16. Integration and Exam Preparation Tips

1. Focus on Definitions and Locations:

   • Memorize epithelial tissue classifications by shape and layer, plus their functional locations (e.g., simple squamous in alveoli; stratified columnar in urethra).

   • Recall connective tissue categories (loose vs. dense; proper vs. fluid vs. supporting) and know examples for each.

2. Understand Structures to Functions:

   • Relate microvilli to absorption, cilia to fluid movement, and tight junctions to barrier functions.

   • Connect cartilage types to their mechanical roles (e.g., fibrocartilage resists compression in intervertebral discs).

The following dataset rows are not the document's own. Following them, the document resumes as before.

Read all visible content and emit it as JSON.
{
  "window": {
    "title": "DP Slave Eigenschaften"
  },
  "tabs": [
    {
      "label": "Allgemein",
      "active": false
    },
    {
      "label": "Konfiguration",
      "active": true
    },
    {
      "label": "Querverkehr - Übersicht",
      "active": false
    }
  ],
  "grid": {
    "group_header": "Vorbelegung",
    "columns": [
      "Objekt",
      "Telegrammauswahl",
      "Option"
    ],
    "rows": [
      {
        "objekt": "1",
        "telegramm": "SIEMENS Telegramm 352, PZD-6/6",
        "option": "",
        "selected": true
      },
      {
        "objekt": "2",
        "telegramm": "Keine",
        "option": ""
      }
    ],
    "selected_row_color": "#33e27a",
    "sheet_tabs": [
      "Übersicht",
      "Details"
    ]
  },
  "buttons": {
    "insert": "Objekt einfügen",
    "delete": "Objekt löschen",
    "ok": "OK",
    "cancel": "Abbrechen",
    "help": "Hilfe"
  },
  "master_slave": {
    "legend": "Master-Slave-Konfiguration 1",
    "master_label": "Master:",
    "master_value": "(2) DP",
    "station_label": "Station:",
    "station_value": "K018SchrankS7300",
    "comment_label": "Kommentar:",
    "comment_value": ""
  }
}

   • Associate bone structure (osteons, canaliculi) with weight support and nutrient exchange.

3. Clinical Correlates:

   • Link inflammation signs (redness, heat, swelling, pain, loss of function) to underlying vascular changes (vasodilation, increased permeability).

   • Recognize how decreased regenerative capacity with aging leads to thinner epithelia and brittle bones.

   • Recall that fibrosis replaces damaged cardiac muscle post-myocardial infarction, impeding contractility.

4. Blood and Immune Function:

   • Differentiate granulocytes (BEN: Basophils/Inflammation; Eosinophils/Allergy & Parasites; Neutrophils/Bacteria) and agranulocytes (lymphocytes/viral & adaptive immunity; monocytes/macrophages).

   • Understand how platelets contribute to hemostasis and how plasma composition supports transport and homeostasis.

5. Compare Muscle Types:

   • Skeletal: Voluntary, striated, multinucleate – locomotion;

   • Cardiac: Involuntary, striated, branched, intercalated discs – continuous pumping;

   • Smooth: Involuntary, nonstriated, spindle-shaped – moves substances through hollow organs.

6. Membranes and Fasciae:

   • Distinguish mucous (moist lining of tracts) vs. serous (lubricating cavities) vs. cutaneous (skin) vs. synovial (joint lubrication).

   • Recognize fasciae layers: superficial (subcutaneous), deep (dense connective tissue), and subserous (between deep fascia and serous membranes).

7. Review Aging and Cancer Risks:

   • Note that reduced tissue regeneration with age increases susceptibility to injury and disease.

   • Recall environmental factors (smoking, diet, radiation) contribute to ~40% of cancers; incidence rises with age.